Nintendo's legendary attention to quality control cuts both ways. On one hand, it has produced some of the most polished games ever made. On the other, it has buried an enormous amount of fascinating, unfinished, and occasionally brilliant work deep inside cartridge data, development builds, and corporate archives. Every finished Mario game you have ever played is a survivor. Dozens of levels, enemies, and entire design directions did not make it.
Most people who know Mario's history know the obvious stories: the Japanese Super Mario Bros. 2 that was deemed too difficult for Western audiences, the Warp Zones, the World 9. What gets far less attention is everything that never shipped at all, the content that ended up either locked in game data, quietly discovered by hackers and data miners, or revealed only through the kind of enormous corporate leak that Nintendo would very much prefer had never happened.
What the Gigaleak Told Us About Super Mario 64
The clearest window into Nintendo's cutting room floor opened on July 25, 2020, when a massive dump of internal Nintendo data landed on the internet and immediately became known as the Gigaleak. The leak included a portion of Super Mario 64's source code, featuring a large number of early and unused assets, with some content appearing to date as far back as 1995. For a fanbase that had spent decades speculating about the game's development, it was like finding a time capsule.

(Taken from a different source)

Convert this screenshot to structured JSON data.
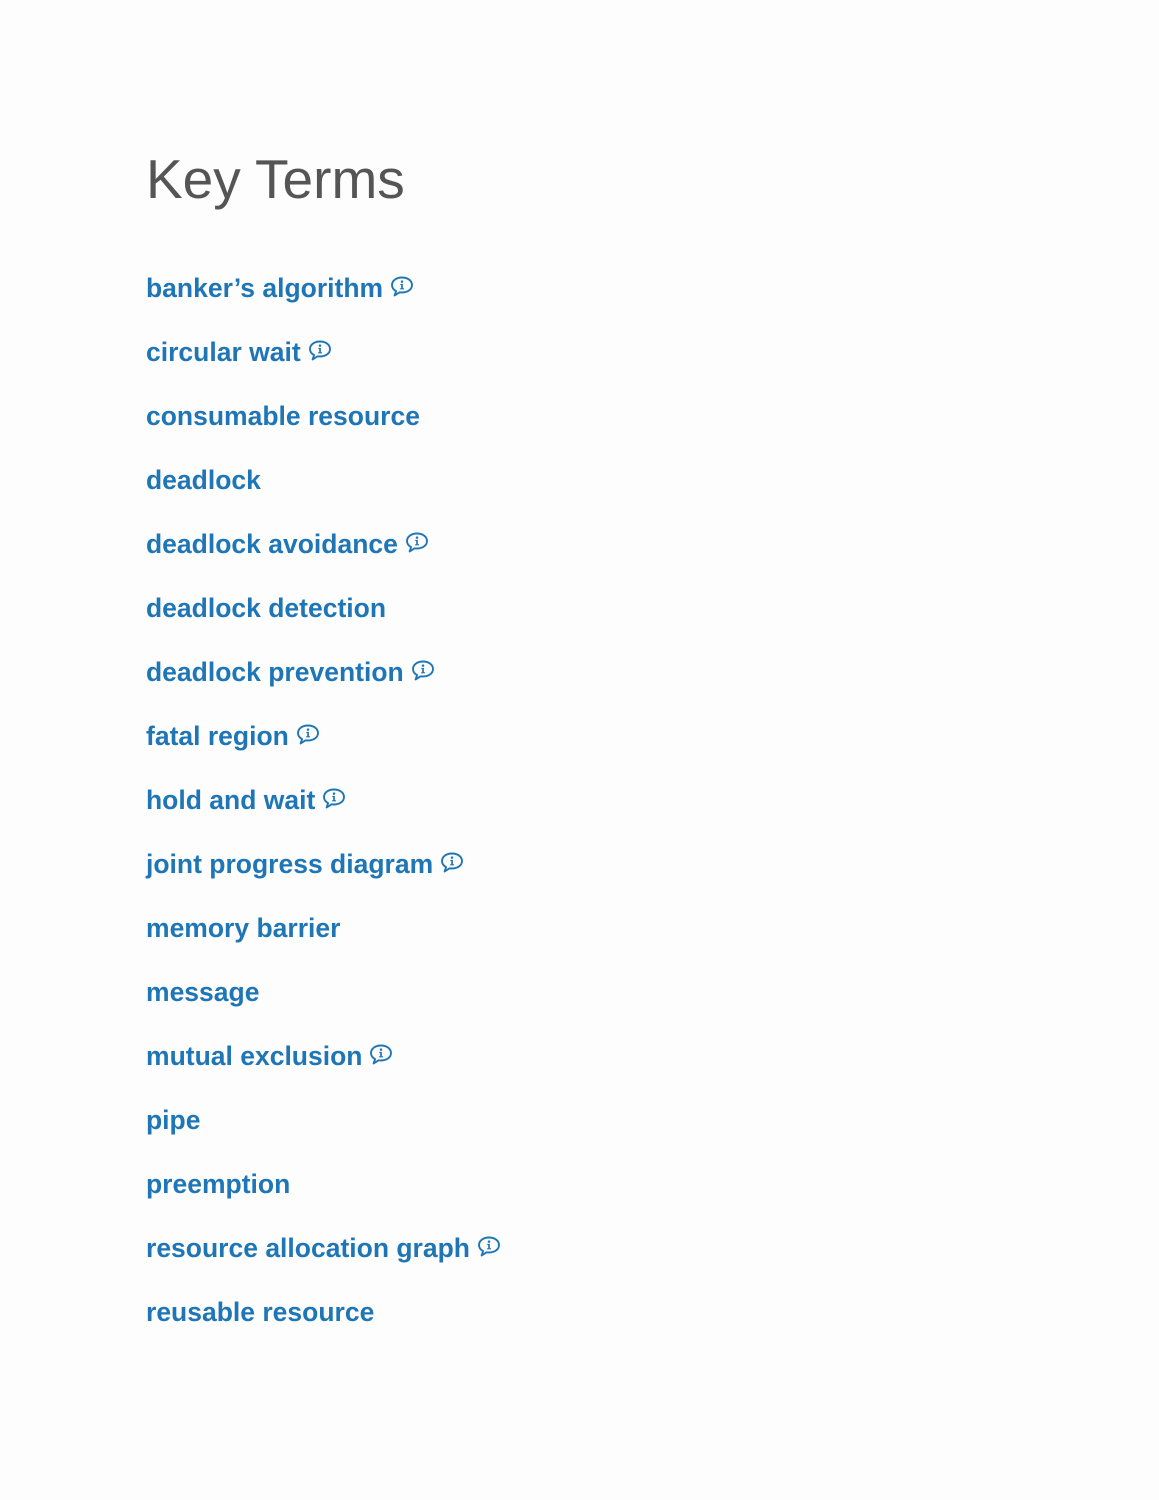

Thirty-two courses were initially planned for Super Mario 64, but only 15 of them made it into the final product. That is not a small trim. It is nearly half the intended game gone, and what survives in the code offers tantalizing glimpses of what was lost. Super Mario 64 has 38 levels referred to within its level select, where seven are completely empty and go unused. Some of these appear to be test maps from early development, while others look like genuine level ideas that ran out of time or failed to fit the design direction the team was building toward.
The leak also confirmed years of fan speculation about Luigi. Luigi's absence from the final game and the mystery surrounding a supposed multiplayer mode had captivated fans for years. Recent discoveries shed light on the possibility of a split-screen co-op experience where one player controlled Mario and the other Luigi, with unfinished code found within the game's data hinting at this mode. The developers ultimately had to choose between more elaborate levels and Luigi, and Luigi lost. Multiplayer Mario 64 with a proper second player was real, was developed, and was quietly set aside.
The Levels You Can Only Access With Cheat Codes
Super Mario Bros. 3 is routinely listed among the greatest games ever made, and its final level design represents years of iteration. What The Cutting Room Floor, a research wiki dedicated to documenting unused game content, has been cataloguing for years is the version that did not survive that iteration. An unused level planned for World 6 was removed completely from the final game. It features many Cheep-Cheeps and Fire Chomps, and the entire level moves up and down. A pointer to this level still exists on top of the START tile in World 1, suggesting Nintendo placed a level tile there during development to quickly test new levels.
There are also multiple unused Tanooki Suit bonus rooms sitting in the game's code, presumably placed there as a quick way to test bonus room layouts before putting them in the game. These rooms are still technically accessible through Game Genie codes, which means the data is fully intact, just never surfaced under normal play. Other unused levels found in the code include a vertical swimming stage with no enemies and no proper exit, and a flying level featuring a green Para-Beetle variant that went completely unused in the finished game.
The existence of these levels raises an interesting design question. Nintendo clearly built a great deal more content than it shipped, and the stuff that got cut was not necessarily worse than what survived. Some of it just did not fit the pacing or the world structure. The Super Mario Bros. 3 that reached players in 1990 was already enormous by the standards of its era, and yet it represents the edited-down version of something even larger.
The Japan-Only Sequel That the West Never Got
The most famous case of a lost Mario game is not hidden in data at all. It is just sitting in plain sight, mostly overlooked outside of dedicated gaming communities. Super Mario Bros. 2 was released in Japan in 1986 for the Family Computer Disk System as a direct sequel to the original, using a slightly altered engine with new features, different enemy behavior, and significantly more challenging levels. Nintendo of America deemed it too difficult and too similar to the original to sell well in Western markets.
What Western players received instead under the Super Mario Bros. 2 name was a reskinned version of a completely different game, Yume Kōjō: Doki Doki Panic, with Mario characters dropped in. The actual sequel, full of poison mushrooms that hurt rather than help and wind that could knock Mario into pits, did not reach Western audiences until the Super NES collection Super Mario All-Stars in 1993, by which point it was rebranded as Super Mario Bros.: The Lost Levels. By then, most players had already formed their entire understanding of what a Mario sequel looked like around something that was never really Mario at all.
That gap between the game Japan got and the game the rest of the world received shaped the franchise's Western identity for years. The plucky, varied, four-character design of Doki Doki Panic became what people assumed Mario sequels would look like, affecting expectations all the way through to Super Mario Bros. 3 and beyond. Nintendo's decision to protect Western audiences from a game it thought was too hard quietly rewrote what we thought Mario was.